Commentary on Book 9
In each book, the opposing forces seem more extreme: the creative act versus the external obstacles. He remembers that Lorenzo de’ Medici had told him the destructive forces follow closely after creativity. All the popes have been difficult to deal with, but the Medici popes, ironically are the most difficult. They have been his family in a way, but then his own family has been equally difficult.
War is not only an interruption of his work but destroys the country and makes it weak. Florence comes back after each occupation, but is reconquered and finally falls in its glory. What war does not destroy, the plague does. Much has been made of the immortality of art, a way to preserve the memory of the popes or patrons in stone, and yet even stone may be destroyed in war. The ravaging of art works in Rome, the broken arm of the David, show the battle of time against life and art. Michaelangelo is so sickened by what happens to Florence, he doesn’t want to fix the arm of the David, for the broken statue is a symbol of his beloved city.
Michaelangelo contemplates time as it catches up to him in his autumn years. It takes away his youth and hope, but when he carves, he is the master of time, as he is the master of marble. When he works on the Madonna, for instance, time is “transmuted” and “foreshortened” (p. 664). Thus, it is the creative act itself, even more than even the finished product that conquers time: “the texture of time had altered for him, its arbitrary boundaries became indistinct” (p. 664).

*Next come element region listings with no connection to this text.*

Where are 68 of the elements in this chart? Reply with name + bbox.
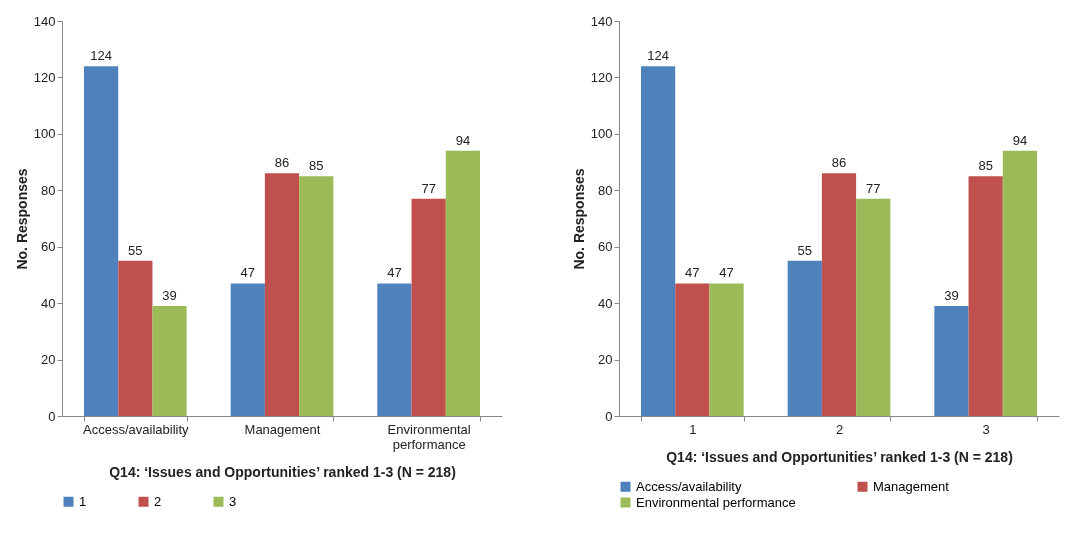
y-tick-label: 80 [41, 182, 56, 198]
y-tick-label: 60 [41, 239, 56, 255]
bar [968, 176, 1003, 416]
legend-label: 3 [229, 493, 237, 509]
data-label: 39 [944, 287, 959, 303]
bar [264, 173, 300, 416]
data-label: 86 [274, 155, 290, 171]
x-tick-label: Management [244, 421, 321, 437]
x-axis-title: Q14: ‘Issues and Opportunities’ ranked 1-3 (N = 218) [109, 463, 456, 480]
y-tick-label: 140 [590, 13, 613, 29]
bar [411, 198, 446, 416]
bar [709, 283, 744, 416]
bar [934, 305, 969, 416]
bar [445, 150, 480, 416]
bar [821, 173, 857, 416]
bar [299, 176, 334, 416]
x-tick-label: 2 [835, 421, 844, 437]
y-tick-label: 140 [33, 13, 56, 29]
data-label: 55 [797, 242, 813, 258]
y-axis-title: No. Responses [13, 168, 30, 270]
data-label: 47 [685, 265, 700, 281]
bar [377, 283, 412, 416]
data-label: 86 [831, 155, 847, 171]
bar [856, 198, 891, 416]
y-tick-label: 40 [598, 295, 613, 311]
y-tick-label: 40 [41, 295, 56, 311]
data-label: 85 [978, 158, 993, 174]
bar [152, 305, 187, 416]
bar [230, 283, 265, 416]
bar [641, 66, 676, 416]
data-label: 47 [240, 265, 256, 281]
data-label: 77 [421, 180, 436, 196]
data-label: 39 [162, 287, 177, 303]
data-label: 47 [719, 265, 734, 281]
bar [84, 66, 119, 416]
legend-label: 2 [154, 493, 162, 509]
y-axis-title: No. Responses [570, 168, 587, 270]
data-label: 94 [1012, 132, 1028, 148]
y-tick-label: 0 [48, 408, 56, 424]
data-label: 47 [387, 265, 402, 281]
data-label: 124 [90, 48, 112, 64]
x-tick-label: Access/availability [83, 421, 190, 437]
y-tick-label: 80 [598, 182, 613, 198]
y-tick-label: 20 [41, 352, 56, 368]
x-tick-label: Environmental performance [387, 421, 471, 452]
bar [787, 260, 822, 416]
bar [1002, 150, 1037, 416]
y-tick-label: 120 [590, 69, 613, 85]
bar [118, 260, 153, 416]
y-tick-label: 60 [598, 239, 613, 255]
legend-label: Access/availability [636, 478, 742, 494]
bar [675, 283, 710, 416]
y-tick-label: 120 [33, 69, 56, 85]
data-label: 77 [865, 180, 881, 196]
data-label: 55 [128, 242, 143, 258]
data-label: 124 [647, 48, 669, 64]
legend-label: Environmental performance [636, 494, 796, 510]
legend-label: 1 [79, 493, 87, 509]
x-tick-label: 3 [982, 421, 990, 437]
data-label: 94 [455, 132, 471, 148]
y-tick-label: 0 [605, 408, 613, 424]
x-tick-label: 1 [689, 421, 697, 437]
y-tick-label: 100 [590, 126, 613, 142]
x-axis-title: Q14: ‘Issues and Opportunities’ ranked 1-3 (N = 218) [666, 448, 1013, 465]
legend-label: Management [873, 478, 950, 494]
data-label: 85 [308, 158, 324, 174]
y-tick-label: 20 [598, 352, 613, 368]
y-tick-label: 100 [33, 126, 56, 142]
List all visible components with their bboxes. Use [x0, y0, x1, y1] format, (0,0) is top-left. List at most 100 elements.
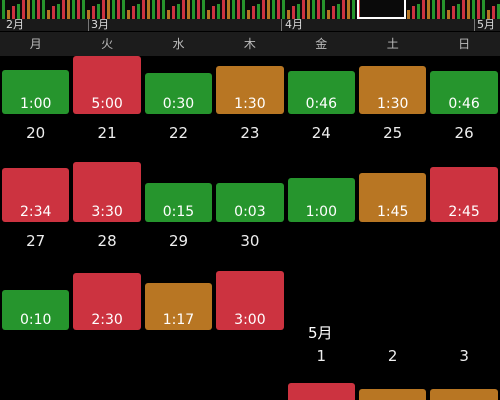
day-cell[interactable]: 1:30: [357, 56, 428, 118]
day-cell[interactable]: 21 3:30: [71, 118, 142, 226]
date-number: 21: [97, 124, 117, 142]
day-cell[interactable]: 0:46: [428, 56, 499, 118]
usage-value: 1:00: [19, 96, 52, 112]
timeline-bar: [47, 10, 50, 20]
timeline-bar: [97, 4, 100, 20]
weekday-fri: 金: [315, 37, 328, 51]
usage-value: 3:00: [234, 312, 266, 328]
usage-value: 5:00: [91, 96, 123, 112]
timeline-bar: [212, 6, 215, 20]
usage-bar[interactable]: [287, 383, 355, 400]
timeline-bar: [147, 0, 150, 20]
usage-bar[interactable]: 1:45: [359, 173, 427, 222]
timeline-bar: [252, 6, 255, 20]
usage-value: 1:17: [162, 312, 195, 328]
timeline-bar: [142, 0, 145, 20]
usage-bar[interactable]: 1:30: [359, 66, 427, 114]
month-label-feb: 2月: [6, 18, 24, 31]
timeline-bar: [417, 4, 420, 20]
date-number: 25: [383, 124, 403, 142]
day-cell[interactable]: 5:00: [71, 56, 142, 118]
usage-bar[interactable]: 0:46: [287, 71, 355, 114]
usage-bar[interactable]: 2:45: [430, 167, 498, 222]
day-cell[interactable]: 1: [286, 343, 357, 400]
day-cell[interactable]: 0:30: [143, 56, 214, 118]
usage-bar[interactable]: 0:30: [144, 73, 213, 114]
usage-bar[interactable]: 0:03: [216, 183, 284, 222]
timeline-bar: [122, 0, 125, 20]
timeline-bar: [232, 0, 235, 20]
weekday-thu: 木: [243, 37, 256, 51]
timeline-bar: [22, 0, 25, 20]
month-label-apr: 4月: [285, 18, 303, 31]
timeline-bar: [312, 0, 315, 20]
usage-value: 2:34: [19, 204, 52, 220]
usage-bar[interactable]: 0:46: [430, 71, 498, 114]
timeline-bar: [347, 0, 350, 20]
usage-value: 3:30: [91, 204, 123, 220]
timeline-bar: [262, 0, 265, 20]
day-cell[interactable]: 1:00: [0, 56, 71, 118]
next-month-row: 1 2 3: [0, 343, 500, 400]
timeline-bar: [2, 0, 5, 20]
usage-bar[interactable]: 0:10: [2, 290, 70, 330]
timeline-bar: [337, 4, 340, 20]
day-cell[interactable]: 28 2:30: [71, 226, 142, 334]
timeline-bar: [17, 4, 20, 20]
month-tick: [474, 19, 475, 31]
day-cell[interactable]: 1:30: [214, 56, 285, 118]
day-cell[interactable]: 0:46: [286, 56, 357, 118]
usage-bar[interactable]: 1:00: [287, 178, 355, 222]
usage-bar[interactable]: [430, 389, 498, 400]
usage-bar[interactable]: 5:00: [73, 56, 141, 114]
calendar-grid: 1:00 5:00 0:30 1:30 0:46 1:30 0:46 20 2:34 21 3:30…: [0, 56, 500, 400]
day-cell[interactable]: 3: [428, 343, 499, 400]
timeline-strip[interactable]: [0, 0, 500, 20]
date-number: 29: [168, 232, 189, 250]
timeline-bar: [77, 0, 80, 20]
month-label-may: 5月: [477, 18, 495, 31]
timeline-bar: [342, 0, 345, 20]
timeline-bar: [297, 4, 300, 20]
day-cell[interactable]: 24 1:00: [286, 118, 357, 226]
timeline-bar: [7, 10, 10, 20]
timeline-bar: [247, 10, 250, 20]
day-cell[interactable]: 20 2:34: [0, 118, 71, 226]
timeline-bar: [292, 6, 295, 20]
timeline-bar: [162, 0, 165, 20]
usage-bar[interactable]: [359, 389, 427, 400]
timeline-bar: [447, 10, 450, 20]
timeline-bar: [317, 0, 320, 20]
date-number: 23: [240, 124, 260, 142]
month-label-mar: 3月: [91, 18, 109, 31]
day-cell[interactable]: 23 0:03: [214, 118, 285, 226]
usage-bar[interactable]: 3:00: [216, 271, 284, 330]
date-number: 3: [459, 347, 469, 365]
usage-bar[interactable]: 1:00: [2, 70, 70, 114]
timeline-bar: [87, 10, 90, 20]
week-row: 20 2:34 21 3:30 22 0:15 23 0:03 24 1:00 25 1:45 26 2:…: [0, 118, 500, 226]
timeline-bar: [207, 10, 210, 20]
timeline-bar: [192, 0, 195, 20]
usage-bar[interactable]: 0:15: [144, 183, 213, 222]
date-number: 24: [311, 124, 331, 142]
usage-bar[interactable]: 3:30: [73, 162, 141, 222]
day-cell[interactable]: 22 0:15: [143, 118, 214, 226]
timeline-selection-box[interactable]: [357, 0, 406, 19]
usage-bar[interactable]: 1:30: [216, 66, 284, 114]
date-number: 28: [97, 232, 117, 250]
date-number: 1: [316, 347, 327, 365]
week-row: 27 0:10 28 2:30 29 1:17 30 3:00: [0, 226, 500, 334]
day-cell[interactable]: 30 3:00: [214, 226, 285, 334]
day-cell[interactable]: 27 0:10: [0, 226, 71, 334]
day-cell[interactable]: 29 1:17: [143, 226, 214, 334]
timeline-bar: [127, 10, 130, 20]
usage-bar[interactable]: 1:17: [144, 283, 213, 330]
day-cell[interactable]: 2: [357, 343, 428, 400]
day-cell[interactable]: 26 2:45: [428, 118, 499, 226]
usage-bar[interactable]: 2:30: [73, 273, 141, 330]
day-cell[interactable]: 25 1:45: [357, 118, 428, 226]
timeline-bar: [12, 6, 15, 20]
timeline-bar: [32, 0, 35, 20]
usage-bar[interactable]: 2:34: [2, 168, 70, 222]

The terrible toll of the wars, the plague, and deaths of family and friends, artists, rulers, are set against the continuing ecstasy of carving. But it is beginning to take its revenge on his body as he falls below 100 pounds. He gives all his life to the marbles and saves none for himself: “As the marbles grew throbbingly alive . . . he became correspondingly drained” (p. 661). Like the figure of the Creator on the Sistine Chapel giving life to Adam, he gives it to his figures: “it was from his own inner storehouse of will, courage, daring and breathe that the marbles were infused with their eternal energies” (p. 661).
For the first time he sculpts female figures that have sexual characteristics: Dawn and Night. How does he know about women? “All artists were androgynous” (p. 659). In his capacity as an artist, he has greater abilities than normal human beings. He tells Spina that he is fighting tyranny through his art.
Finally, he admits, “Every work of art is a self-portrait” (p. 621). When he sculpts the giant captives, he is like the “demigods” he carves (p. 620); the statue of Dusk, on the other hand, has his own aging face, “sunken-eyed, bony nosed” (p. 660).
Michaelangelo has outlived his rival great artists, Raphael and da Vinci, but he is also gathering around him a new generation of artists as his students (Vasari, Cavalieri, Urbino), and though he feels old, there is much to come in his life yet.